May 4

At the tenth session of the Lateran Council, Pope Leo X issued a bull on this day in 1515, entitled Inter solicitudines, which became a part of the long struggle by ecclesiastical authorities to control printing. All books were to be submitted to the Cardinal Vicar and the “Magister Sacri Palatii” if printed in Rome, or if elsewhere to the bishop of the diocese or to a professor appointed by him and by the local inquisitor.

A fine of 100 ducats, along with excommunication, confiscation, and public burning of the books were the penalties for offenders, in addition to the loss of license to print for one year. This edict resulted in a certain amount of confusion, particularly outside of Rome, as the books which were acceptable to one inquisitor might be condemned by another. A Neapolitan censor, Gregory Capuchin, wrote that his practice was to burn such bibles as were defective in text. His method was to examine the third chapter of Genesis, and if he found the words, “in sudore vultus tui, vesceris pane donec,” he directed that such copies were not to be corrected but were to be committed to the flames.

The books which were condemned were listed in an Index kept in each area. The judgments of the local inquisitors were so uncertain that, as in the example of Arias Montanus, Chief Inquisitor for Antwerp and compiler of the Index in that city, his own writings were placed upon the Index in Rome. It became necessary for the various censors to maintain lists restricted to their own use. The practice was to have each inquisitor insert in the indices the statement: “I do say that this present book, thus by me corrected, may be tolerated and read, until such time as it shall be thought worthy of some further correction.”

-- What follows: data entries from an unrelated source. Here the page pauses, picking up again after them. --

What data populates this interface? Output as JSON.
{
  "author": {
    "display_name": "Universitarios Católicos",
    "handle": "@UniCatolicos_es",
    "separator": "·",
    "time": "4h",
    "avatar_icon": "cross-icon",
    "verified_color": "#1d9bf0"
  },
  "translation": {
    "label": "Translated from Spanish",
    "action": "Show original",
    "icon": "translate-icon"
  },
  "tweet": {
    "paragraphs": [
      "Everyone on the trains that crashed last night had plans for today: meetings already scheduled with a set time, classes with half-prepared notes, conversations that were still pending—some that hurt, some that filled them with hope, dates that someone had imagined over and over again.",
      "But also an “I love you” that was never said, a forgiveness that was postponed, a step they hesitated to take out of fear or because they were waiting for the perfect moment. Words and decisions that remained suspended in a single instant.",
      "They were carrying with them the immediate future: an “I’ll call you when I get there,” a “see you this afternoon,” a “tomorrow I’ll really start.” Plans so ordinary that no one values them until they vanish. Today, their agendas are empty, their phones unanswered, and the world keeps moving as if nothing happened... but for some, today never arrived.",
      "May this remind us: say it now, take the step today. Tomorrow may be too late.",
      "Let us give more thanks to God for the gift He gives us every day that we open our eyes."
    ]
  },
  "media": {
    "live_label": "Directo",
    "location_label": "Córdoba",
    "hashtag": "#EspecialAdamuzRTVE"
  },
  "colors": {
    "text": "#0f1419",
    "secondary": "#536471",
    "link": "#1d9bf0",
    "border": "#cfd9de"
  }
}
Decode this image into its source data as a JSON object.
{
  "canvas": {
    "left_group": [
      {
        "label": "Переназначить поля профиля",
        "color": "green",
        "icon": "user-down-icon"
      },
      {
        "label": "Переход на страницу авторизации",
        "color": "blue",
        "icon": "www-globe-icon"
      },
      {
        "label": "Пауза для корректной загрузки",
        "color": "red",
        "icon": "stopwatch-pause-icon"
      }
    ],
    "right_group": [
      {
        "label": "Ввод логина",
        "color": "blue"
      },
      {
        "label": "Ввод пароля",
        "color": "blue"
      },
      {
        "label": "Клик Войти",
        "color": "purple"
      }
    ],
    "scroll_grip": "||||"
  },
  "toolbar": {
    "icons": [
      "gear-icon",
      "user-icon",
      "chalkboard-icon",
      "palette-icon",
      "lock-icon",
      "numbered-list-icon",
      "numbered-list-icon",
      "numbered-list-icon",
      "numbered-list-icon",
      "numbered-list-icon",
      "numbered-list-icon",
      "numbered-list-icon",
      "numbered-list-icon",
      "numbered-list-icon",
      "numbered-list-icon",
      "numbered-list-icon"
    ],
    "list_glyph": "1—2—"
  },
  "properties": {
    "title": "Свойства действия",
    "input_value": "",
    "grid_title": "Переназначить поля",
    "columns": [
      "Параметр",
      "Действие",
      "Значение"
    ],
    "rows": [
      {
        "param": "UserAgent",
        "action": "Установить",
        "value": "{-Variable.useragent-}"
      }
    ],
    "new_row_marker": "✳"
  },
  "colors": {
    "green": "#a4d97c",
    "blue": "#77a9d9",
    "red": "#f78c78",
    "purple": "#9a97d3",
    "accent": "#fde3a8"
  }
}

Even these inquisitors’ indices underwent their own form of censorship. Sandover, archbishop of Toledo, prohibited in 1619, ‘under pain of the greater excommunication, any one to print the index, or cause it to be printed; or when printed, to send it out of the kingdom, without a special license.”

In general, the bull was assumed by most printers to refer to theological works only. Increasingly, after the incunabula period, secular printing came to form the bulk of the output of the press, and the shackles of censorship became less difficult to bear.